Андрей, живший на деревне у брата, к нам приходил часто. Я знал: был Андрей когда-то в солдатах, потом жил в Москве, в людях. Разору и болезни его много способствовала жена, тоже жившая в Москве, в кухарках, любившая веселую городскую жизнь. В деревню приезжала она редко и щеголяла в шелковых платьях, мужа презрительно называла мужиком. Пить он стал с Москвы, после военной службы. Пил сперва жестоко, запойно, потом стал мучиться невыносимо, стал кашлять кровью и после каждой выпивки неделями пластом валялся в соломе, клялся и зарекался не брать на язык ни капли, а вытерпев небольшой срок, срывался, опять чернел.
На дерене жил Андрей у богатого старшего брата. Как все чахоточные, твердо он верил в свое выздоровление, ждал нечаянного богатства.

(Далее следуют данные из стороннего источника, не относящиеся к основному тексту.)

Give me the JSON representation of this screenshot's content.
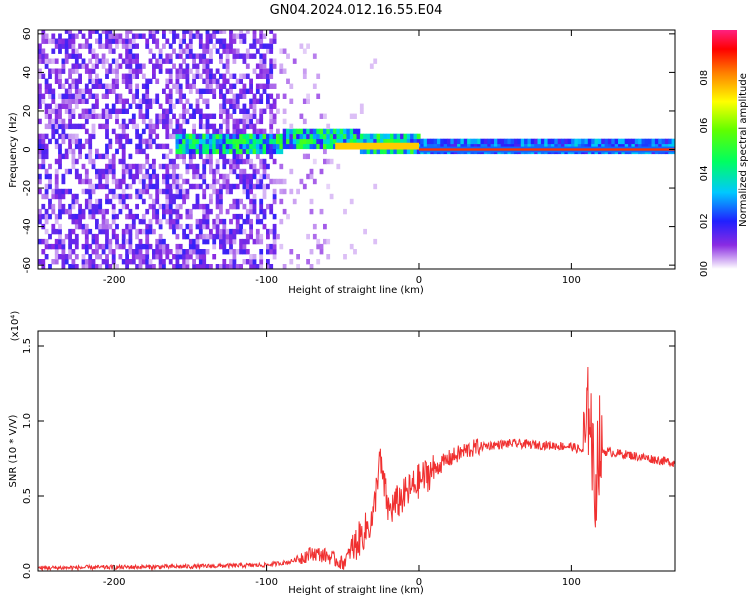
{
  "title": "GN04.2024.012.16.55.E04",
  "chart_data": [
    {
      "type": "heatmap",
      "xlabel": "Height of straight line (km)",
      "ylabel": "Frequency (Hz)",
      "xlim": [
        -250,
        168
      ],
      "ylim": [
        -62,
        62
      ],
      "xticks": [
        -200,
        -100,
        0,
        100
      ],
      "xtick_labels": [
        "-200",
        "-100",
        "0",
        "100"
      ],
      "yticks": [
        -60,
        -40,
        -20,
        0,
        20,
        40,
        60
      ],
      "ytick_labels": [
        "-60",
        "-40",
        "-20",
        "0",
        "20",
        "40",
        "60"
      ],
      "colorbar": {
        "label": "Normalized spectral amplitude",
        "range": [
          0,
          1
        ],
        "ticks": [
          0.0,
          0.2,
          0.4,
          0.6,
          0.8
        ],
        "tick_labels": [
          "0.0",
          "0.2",
          "0.4",
          "0.6",
          "0.8"
        ],
        "colormap": "rainbow"
      },
      "regions": [
        {
          "x_range": [
            -250,
            -95
          ],
          "freq_range": [
            -62,
            62
          ],
          "amplitude": 0.12,
          "description": "broadband noise"
        },
        {
          "x_range": [
            -95,
            -60
          ],
          "freq_range": [
            -62,
            62
          ],
          "amplitude": 0.05,
          "description": "sparse noise"
        },
        {
          "x_range": [
            -160,
            0
          ],
          "freq_center": 2,
          "freq_width": 6,
          "amplitude": 0.5
        },
        {
          "x_range": [
            0,
            168
          ],
          "freq_center": 0,
          "freq_width": 3,
          "amplitude": 0.9
        }
      ]
    },
    {
      "type": "line",
      "xlabel": "Height of straight line (km)",
      "ylabel": "SNR (10 * V/V)",
      "y_multiplier_label": "(x10⁴)",
      "xlim": [
        -250,
        168
      ],
      "ylim": [
        0,
        1.6
      ],
      "xticks": [
        -200,
        -100,
        0,
        100
      ],
      "xtick_labels": [
        "-200",
        "-100",
        "0",
        "100"
      ],
      "yticks": [
        0.0,
        0.5,
        1.0,
        1.5
      ],
      "ytick_labels": [
        "0.0",
        "0.5",
        "1.0",
        "1.5"
      ],
      "series": [
        {
          "color": "#f03030",
          "x": [
            -250,
            -150,
            -100,
            -85,
            -70,
            -60,
            -50,
            -40,
            -30,
            -26,
            -20,
            -10,
            0,
            10,
            20,
            30,
            40,
            60,
            80,
            100,
            108,
            110,
            112,
            115,
            118,
            120,
            140,
            168
          ],
          "y": [
            0.02,
            0.03,
            0.04,
            0.06,
            0.12,
            0.1,
            0.05,
            0.2,
            0.35,
            0.75,
            0.4,
            0.5,
            0.6,
            0.68,
            0.75,
            0.8,
            0.83,
            0.85,
            0.84,
            0.83,
            0.8,
            0.9,
            1.2,
            0.5,
            0.85,
            0.8,
            0.77,
            0.72
          ]
        }
      ]
    }
  ]
}
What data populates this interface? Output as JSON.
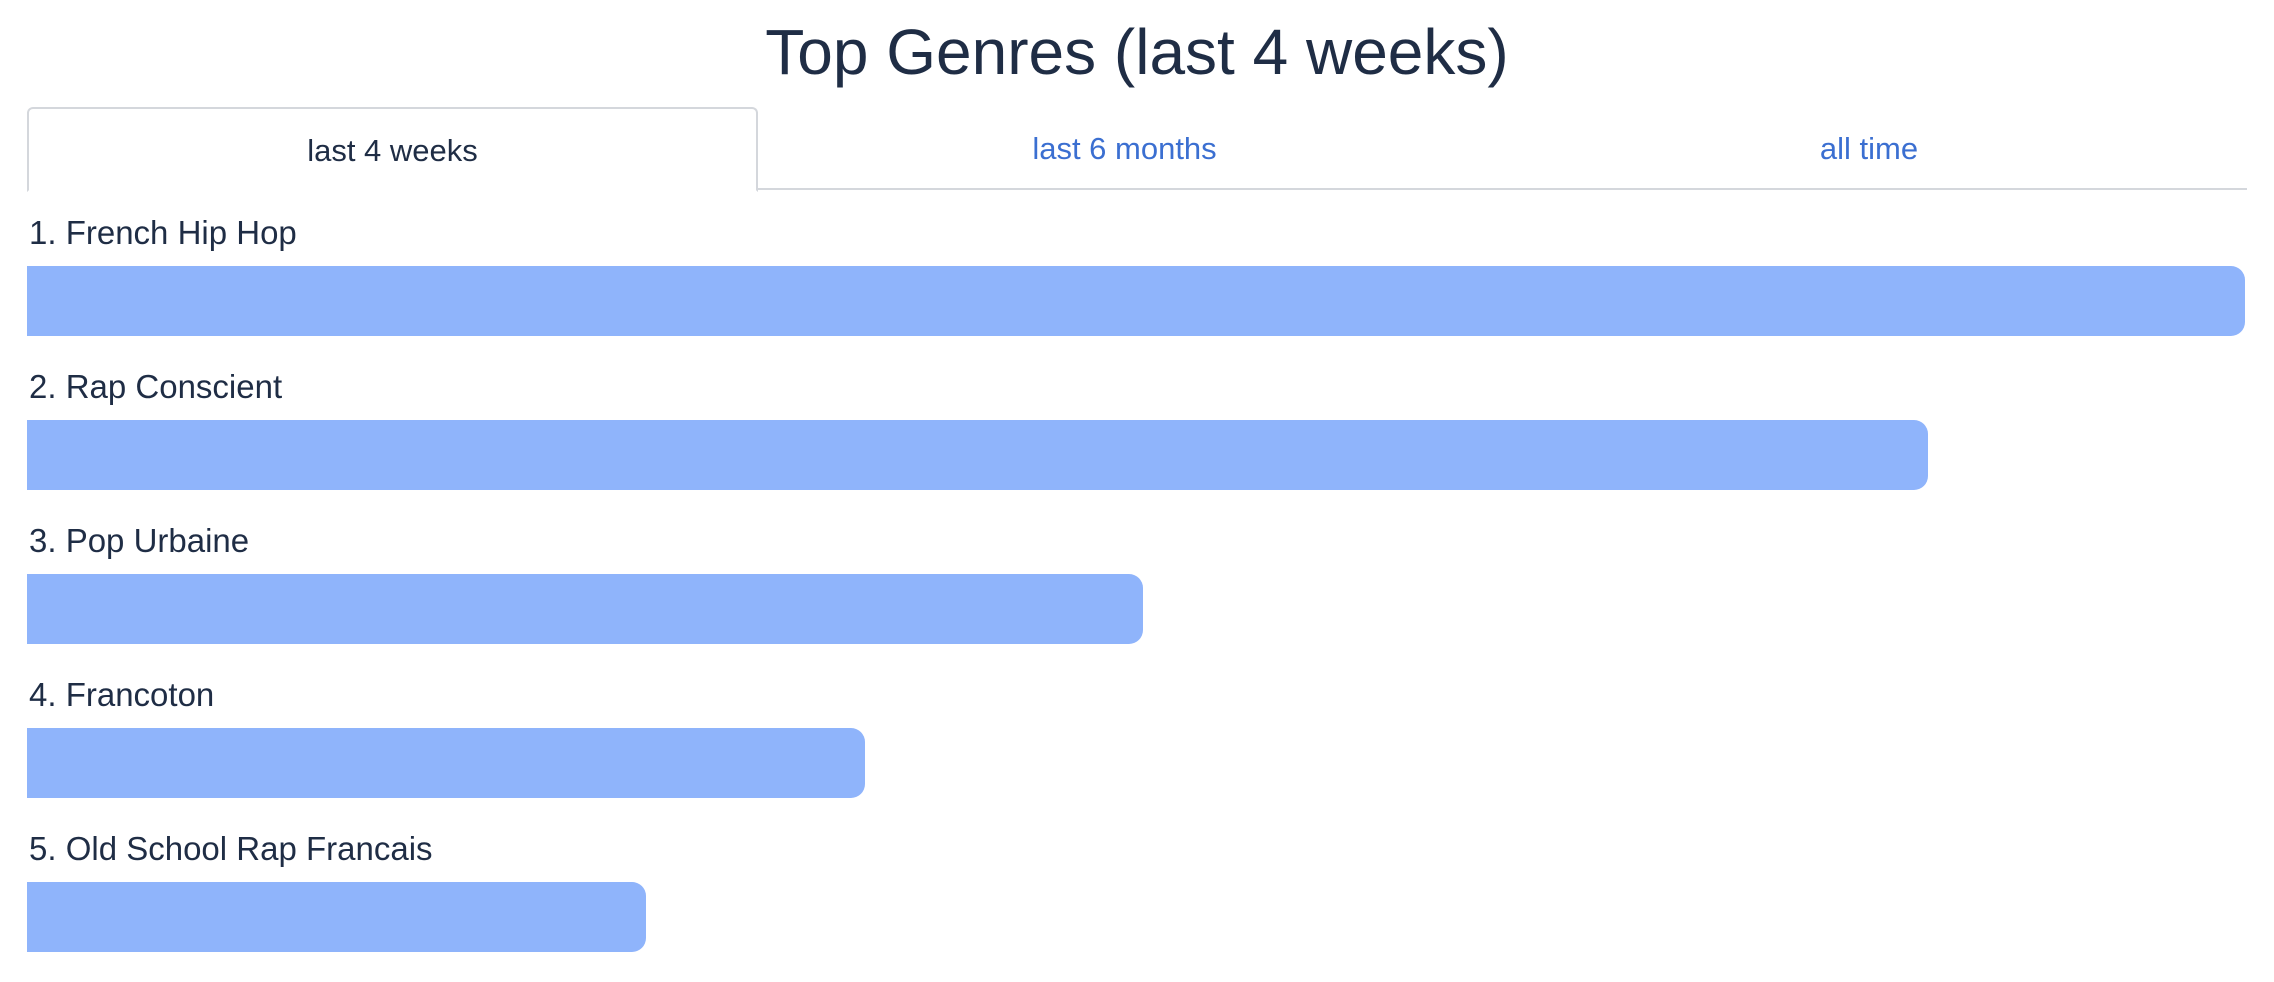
{
  "page": {
    "title": "Top Genres (last 4 weeks)"
  },
  "tabs": [
    {
      "label": "last 4 weeks",
      "active": true
    },
    {
      "label": "last 6 months",
      "active": false
    },
    {
      "label": "all time",
      "active": false
    }
  ],
  "genres": [
    {
      "label": "1. French Hip Hop",
      "share": 1.0
    },
    {
      "label": "2. Rap Conscient",
      "share": 0.857
    },
    {
      "label": "3. Pop Urbaine",
      "share": 0.503
    },
    {
      "label": "4. Francoton",
      "share": 0.378
    },
    {
      "label": "5. Old School Rap Francais",
      "share": 0.279
    }
  ],
  "colors": {
    "bar": "#8fb4fb",
    "text": "#1f2d45",
    "link": "#3b6fd1",
    "tab_border": "#d4d7dc"
  }
}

Из желания выиграть садился он за карты, всегда появлялся там, где заводилась игра. Играя на деньги, бледнел он смертельной бледностью, тощею, трепетавшею рукою вытирал катившийся со лба пот. А так и не выиграл он богатства, не дождался своего счастья: выгнанный богачом-братом, ушел скитаться; нашли его в шерсти верстах мертвым в мороз в кочках, запорошенного снегом. На месте, где Андрей умер, по тогдашнему обычаю, поставили люди у самой дороги сосновый крест.
Мужики
Оброська, сидевший у окна на скамейке и не принимавший прямого участия в игре, хрипел чубуком маленькой своей обсосанной трубки и, внимательно кося серыми глазками, следил за игроками, изредка вставляя свое словечко. Был он невелик ростом, узок в плечах и сер. Серо было его неподвижное, никогда не улыбавшееся лицо. Серы, цвета печной золы, были редкие волосы, посконная, видневшаяся под шубейкой рубаха; серы и неуследимы были его маленькие, хоронившиеся глазки. Не в лад с маленьким ростом, непомерно велики и тяжелы были кисти его лежавших на коленях иссиза-чугунных рук. В избе он сидел в шапке, не двигаясь, изредка поднимая правую руку, и, к негодованию Кулинки, не выпуская, насасывал вонявшую махоркой, пускавшую синий дым трубку.
— У, дьявол, — говорила Кулинка зло, — всю избу табачищем провонял!..
И на сердившуюся Кулинку Оброська не обращал ни малейшего внимания.
К нам в Кислово он приходил из соседней деревни, где жил на краю, над речкой, в похинувшейся, по самое окошко вросшей в землю избенке. Из всей деревни удивительна была эта Оброськина избенка, с иззелена-бархатной, мхом поросшею крышей, с единственным, заткнутым обрывком старой овчины, окошком. Нельзя было представить, что живет в этой избенке, летует и зимует, спит и думает свои думы живой человек. На деревне он был безземельным, кормился чем приведет бог. И, как водится, за беспутство деревня ненавидела Оброську; каждое лето бивали его мужики смертным боем, и он в крови, облепленный мухами, подолгу лежал у дороги в канаве; отлежавшись, приходил на деревню — опять лез на рожон. Терпелив он был невыразимо, спокоен как пень. Падай на землю небо, гори деревня, погибай родной его сын — не выпустит Оброська изо рта слюнявую свою трубку, пальцем — не шевельнет.
Случалось, под хмельную руку приходил он на мельницу, где на мешках сидели замельщики-мужики, шумела вода на колесе и в раскрытых воротах, перебирая красными лапками, бочком, надуваясь, ходили сизые голуби. Там, на потеху замельщикам, за полбутылки продавал он кулаку-мельнику свою бороду. Когда под смех мужиков отрезал ему мельник бороду — по-прежнему был спокоен и невозмутим Оброська, точно и не над ним смеялись мужики.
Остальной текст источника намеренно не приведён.